On 24 February 2009, a Taurus XL rocket (Taurus T8) carrying NASA's Orbiting Carbon Observatory (OCO) satellite failed to reach orbit. The Taurus T8 mission failed because the payload fairing did not separate during ascent, causing the rocket to not shed weight. As a result of the extra weight, the Taurus rocket failed to reach orbital velocity, resulting in a total loss of the mission. On 4 March 2011, another Taurus rocket (Taurus T9) carrying NASA's Glory scientific satellite failed to reach orbit. The Taurus T9 mission also concluded in a failure of the payload fairing to separate. The Taurus T8 and T9 missions both reentered Earth's atmosphere resulting in break-up and/or burnup of the rocket and satellite, and any surviving pieces would have been dispersed in the Pacific Ocean near Antarctica.

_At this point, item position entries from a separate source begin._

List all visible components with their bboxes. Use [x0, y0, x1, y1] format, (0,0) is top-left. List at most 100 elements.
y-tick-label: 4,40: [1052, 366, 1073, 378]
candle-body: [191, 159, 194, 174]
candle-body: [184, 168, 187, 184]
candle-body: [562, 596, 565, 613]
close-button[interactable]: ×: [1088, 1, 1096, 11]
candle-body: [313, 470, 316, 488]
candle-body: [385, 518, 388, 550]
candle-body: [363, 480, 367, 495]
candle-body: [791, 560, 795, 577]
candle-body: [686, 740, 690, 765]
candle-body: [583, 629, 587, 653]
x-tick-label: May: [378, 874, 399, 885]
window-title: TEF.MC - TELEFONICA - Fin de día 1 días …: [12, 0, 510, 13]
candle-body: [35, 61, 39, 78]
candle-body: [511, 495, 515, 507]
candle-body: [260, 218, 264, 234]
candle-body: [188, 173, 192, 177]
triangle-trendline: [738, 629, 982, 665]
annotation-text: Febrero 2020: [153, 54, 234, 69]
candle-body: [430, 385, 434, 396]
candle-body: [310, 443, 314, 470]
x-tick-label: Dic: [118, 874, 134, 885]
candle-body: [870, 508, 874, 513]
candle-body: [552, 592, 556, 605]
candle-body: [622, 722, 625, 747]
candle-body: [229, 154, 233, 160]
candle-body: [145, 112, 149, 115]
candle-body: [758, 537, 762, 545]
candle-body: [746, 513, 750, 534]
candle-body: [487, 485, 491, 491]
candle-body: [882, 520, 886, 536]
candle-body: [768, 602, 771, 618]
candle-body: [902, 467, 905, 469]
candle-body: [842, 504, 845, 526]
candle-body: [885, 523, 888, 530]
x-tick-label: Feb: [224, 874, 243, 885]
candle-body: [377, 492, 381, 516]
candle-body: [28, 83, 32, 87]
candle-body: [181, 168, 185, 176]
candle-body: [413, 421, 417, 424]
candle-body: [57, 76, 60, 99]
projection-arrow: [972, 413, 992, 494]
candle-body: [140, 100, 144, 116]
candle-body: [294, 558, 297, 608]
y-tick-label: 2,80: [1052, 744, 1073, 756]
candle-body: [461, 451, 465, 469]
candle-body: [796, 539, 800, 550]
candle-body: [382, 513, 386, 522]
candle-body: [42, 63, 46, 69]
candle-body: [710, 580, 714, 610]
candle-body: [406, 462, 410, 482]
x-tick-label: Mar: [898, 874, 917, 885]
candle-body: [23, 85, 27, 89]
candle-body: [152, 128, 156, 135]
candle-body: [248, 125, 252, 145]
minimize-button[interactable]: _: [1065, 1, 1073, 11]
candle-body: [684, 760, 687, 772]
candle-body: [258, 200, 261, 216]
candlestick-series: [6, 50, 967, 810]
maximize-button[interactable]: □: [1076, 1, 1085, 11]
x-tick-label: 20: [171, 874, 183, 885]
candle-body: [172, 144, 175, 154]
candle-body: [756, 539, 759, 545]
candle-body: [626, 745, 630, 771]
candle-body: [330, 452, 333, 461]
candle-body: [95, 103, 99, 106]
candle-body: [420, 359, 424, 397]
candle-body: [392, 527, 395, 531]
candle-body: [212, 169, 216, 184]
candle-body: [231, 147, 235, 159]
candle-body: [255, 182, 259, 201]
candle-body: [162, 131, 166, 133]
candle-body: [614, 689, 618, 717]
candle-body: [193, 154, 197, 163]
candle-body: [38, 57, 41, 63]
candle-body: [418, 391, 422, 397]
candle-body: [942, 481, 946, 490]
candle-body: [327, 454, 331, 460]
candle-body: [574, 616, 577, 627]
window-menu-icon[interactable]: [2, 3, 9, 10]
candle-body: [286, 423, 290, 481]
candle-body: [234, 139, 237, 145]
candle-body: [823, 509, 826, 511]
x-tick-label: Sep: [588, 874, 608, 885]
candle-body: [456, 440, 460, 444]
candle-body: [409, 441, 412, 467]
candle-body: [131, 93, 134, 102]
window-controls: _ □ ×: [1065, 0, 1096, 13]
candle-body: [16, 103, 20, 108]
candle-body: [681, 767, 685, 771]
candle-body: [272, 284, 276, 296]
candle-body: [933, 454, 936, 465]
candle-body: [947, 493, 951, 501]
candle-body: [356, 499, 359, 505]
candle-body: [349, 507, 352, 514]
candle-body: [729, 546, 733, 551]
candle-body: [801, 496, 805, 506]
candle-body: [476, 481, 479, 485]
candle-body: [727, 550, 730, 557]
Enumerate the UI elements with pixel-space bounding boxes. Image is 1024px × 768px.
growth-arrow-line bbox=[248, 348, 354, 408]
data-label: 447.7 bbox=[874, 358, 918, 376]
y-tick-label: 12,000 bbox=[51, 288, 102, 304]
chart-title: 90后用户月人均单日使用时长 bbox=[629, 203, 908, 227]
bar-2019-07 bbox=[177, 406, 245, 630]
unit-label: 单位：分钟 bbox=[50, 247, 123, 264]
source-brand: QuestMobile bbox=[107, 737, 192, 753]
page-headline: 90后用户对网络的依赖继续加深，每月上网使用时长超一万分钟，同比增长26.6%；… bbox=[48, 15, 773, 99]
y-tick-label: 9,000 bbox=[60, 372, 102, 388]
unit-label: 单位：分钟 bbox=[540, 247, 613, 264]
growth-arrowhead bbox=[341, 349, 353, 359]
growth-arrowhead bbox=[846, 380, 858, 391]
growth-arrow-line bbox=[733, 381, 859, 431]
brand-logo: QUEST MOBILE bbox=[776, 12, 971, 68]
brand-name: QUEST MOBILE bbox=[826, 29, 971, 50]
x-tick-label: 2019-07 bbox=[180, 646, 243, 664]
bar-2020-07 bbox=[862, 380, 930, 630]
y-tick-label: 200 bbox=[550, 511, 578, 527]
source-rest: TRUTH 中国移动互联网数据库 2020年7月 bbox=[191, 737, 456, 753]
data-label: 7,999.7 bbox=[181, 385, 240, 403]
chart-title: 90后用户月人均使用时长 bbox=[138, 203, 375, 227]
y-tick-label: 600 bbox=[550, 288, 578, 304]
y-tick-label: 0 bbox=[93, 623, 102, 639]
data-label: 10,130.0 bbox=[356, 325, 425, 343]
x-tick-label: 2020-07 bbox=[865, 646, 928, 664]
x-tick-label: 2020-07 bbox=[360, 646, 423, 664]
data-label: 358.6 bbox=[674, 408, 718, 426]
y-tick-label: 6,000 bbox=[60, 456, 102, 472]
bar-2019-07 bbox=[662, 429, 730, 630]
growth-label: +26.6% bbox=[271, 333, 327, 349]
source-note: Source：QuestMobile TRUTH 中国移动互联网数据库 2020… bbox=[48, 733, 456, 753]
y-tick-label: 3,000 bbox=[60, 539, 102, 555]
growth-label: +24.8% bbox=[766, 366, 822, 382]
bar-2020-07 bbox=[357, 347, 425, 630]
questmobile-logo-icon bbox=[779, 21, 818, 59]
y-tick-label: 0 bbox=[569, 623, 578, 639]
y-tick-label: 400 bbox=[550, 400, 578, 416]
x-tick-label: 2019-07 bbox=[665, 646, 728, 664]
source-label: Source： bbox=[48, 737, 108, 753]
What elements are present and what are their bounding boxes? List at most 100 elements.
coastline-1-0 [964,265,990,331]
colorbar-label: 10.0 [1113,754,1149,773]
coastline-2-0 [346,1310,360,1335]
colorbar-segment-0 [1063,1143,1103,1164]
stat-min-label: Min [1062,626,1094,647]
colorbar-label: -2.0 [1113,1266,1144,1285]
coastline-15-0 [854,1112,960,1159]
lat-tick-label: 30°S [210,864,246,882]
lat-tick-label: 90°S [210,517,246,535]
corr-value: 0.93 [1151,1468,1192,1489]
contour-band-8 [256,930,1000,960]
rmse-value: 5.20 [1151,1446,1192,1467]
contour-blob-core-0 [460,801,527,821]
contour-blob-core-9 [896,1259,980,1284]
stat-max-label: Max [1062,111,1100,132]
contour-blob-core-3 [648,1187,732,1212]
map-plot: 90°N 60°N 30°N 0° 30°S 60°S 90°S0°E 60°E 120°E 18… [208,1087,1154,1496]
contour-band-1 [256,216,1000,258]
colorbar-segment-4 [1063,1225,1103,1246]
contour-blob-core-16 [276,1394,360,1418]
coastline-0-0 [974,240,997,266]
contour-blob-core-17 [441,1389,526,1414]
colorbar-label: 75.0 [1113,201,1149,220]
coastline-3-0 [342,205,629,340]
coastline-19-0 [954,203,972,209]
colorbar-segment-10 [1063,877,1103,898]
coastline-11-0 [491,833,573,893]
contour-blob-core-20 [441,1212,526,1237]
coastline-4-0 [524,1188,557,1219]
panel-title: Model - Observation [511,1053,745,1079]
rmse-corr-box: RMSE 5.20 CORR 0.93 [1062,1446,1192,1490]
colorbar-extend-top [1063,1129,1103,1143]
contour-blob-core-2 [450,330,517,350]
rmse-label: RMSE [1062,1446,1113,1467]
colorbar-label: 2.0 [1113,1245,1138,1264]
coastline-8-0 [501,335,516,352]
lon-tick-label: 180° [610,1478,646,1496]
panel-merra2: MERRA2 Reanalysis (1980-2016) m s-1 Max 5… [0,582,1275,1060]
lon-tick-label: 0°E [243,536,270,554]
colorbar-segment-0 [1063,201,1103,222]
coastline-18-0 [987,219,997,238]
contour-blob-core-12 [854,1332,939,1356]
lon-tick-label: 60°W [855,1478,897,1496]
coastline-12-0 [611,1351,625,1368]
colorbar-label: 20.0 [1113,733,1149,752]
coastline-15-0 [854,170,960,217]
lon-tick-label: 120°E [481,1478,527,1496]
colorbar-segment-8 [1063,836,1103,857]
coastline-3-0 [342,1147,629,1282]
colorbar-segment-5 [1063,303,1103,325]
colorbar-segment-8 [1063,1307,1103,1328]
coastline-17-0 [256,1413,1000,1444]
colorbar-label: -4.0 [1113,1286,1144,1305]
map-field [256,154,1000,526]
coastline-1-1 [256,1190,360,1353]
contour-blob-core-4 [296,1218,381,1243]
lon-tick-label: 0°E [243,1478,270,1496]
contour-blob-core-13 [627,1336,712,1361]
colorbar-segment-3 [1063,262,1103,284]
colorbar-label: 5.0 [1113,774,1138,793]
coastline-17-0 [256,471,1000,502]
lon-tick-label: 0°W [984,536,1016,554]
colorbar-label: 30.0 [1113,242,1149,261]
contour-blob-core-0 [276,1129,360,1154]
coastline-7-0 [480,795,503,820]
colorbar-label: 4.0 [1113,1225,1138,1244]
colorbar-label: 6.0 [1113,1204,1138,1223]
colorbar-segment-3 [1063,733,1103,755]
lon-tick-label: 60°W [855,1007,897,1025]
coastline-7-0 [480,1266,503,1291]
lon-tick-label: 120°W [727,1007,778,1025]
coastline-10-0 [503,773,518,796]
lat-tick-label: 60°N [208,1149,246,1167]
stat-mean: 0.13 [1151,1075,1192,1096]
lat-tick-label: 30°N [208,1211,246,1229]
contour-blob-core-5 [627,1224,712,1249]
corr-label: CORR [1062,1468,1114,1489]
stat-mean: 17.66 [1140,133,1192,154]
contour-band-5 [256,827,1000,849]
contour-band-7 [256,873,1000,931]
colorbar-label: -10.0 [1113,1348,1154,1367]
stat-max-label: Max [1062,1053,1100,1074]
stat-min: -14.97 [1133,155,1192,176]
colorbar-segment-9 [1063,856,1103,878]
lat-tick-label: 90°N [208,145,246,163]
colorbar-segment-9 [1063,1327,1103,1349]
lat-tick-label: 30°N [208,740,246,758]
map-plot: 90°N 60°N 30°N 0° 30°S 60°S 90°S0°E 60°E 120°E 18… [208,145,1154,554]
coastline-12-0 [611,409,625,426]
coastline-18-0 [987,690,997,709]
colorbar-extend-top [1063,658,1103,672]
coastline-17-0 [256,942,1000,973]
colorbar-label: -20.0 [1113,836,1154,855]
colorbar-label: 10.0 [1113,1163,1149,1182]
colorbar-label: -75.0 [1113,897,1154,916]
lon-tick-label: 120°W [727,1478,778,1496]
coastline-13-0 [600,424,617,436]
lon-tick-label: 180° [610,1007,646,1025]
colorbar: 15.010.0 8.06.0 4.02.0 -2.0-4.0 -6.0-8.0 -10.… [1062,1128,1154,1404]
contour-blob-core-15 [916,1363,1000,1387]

The combined cost of both mission failures was in excess of $700 million.

The Taurus T8 and T9 rockets both used 63-inch diameter payload fairings to cover and protect the spacecraft during ground operations and launch. The payload fairing halves are structurally joined and attached to the rocket using frangible joints. A frangible joint is a structural separation system that is initiated using ordnance. Initiation of the ordnance causes the ligament of the frangible joint extrusion to fracture, allowing the two payload fairing halves to be separated and subsequently jettisoned from the Taurus rocket. The frangible joints for T8 and T9 were made and assembled together, at the same time. The T8 and T9 frangible joint extrusions were manufactured by Sapa Profiles, Inc. (SPI) in its Technical Dynamics Aluminum (TDA) plant, in Portland, Oregon.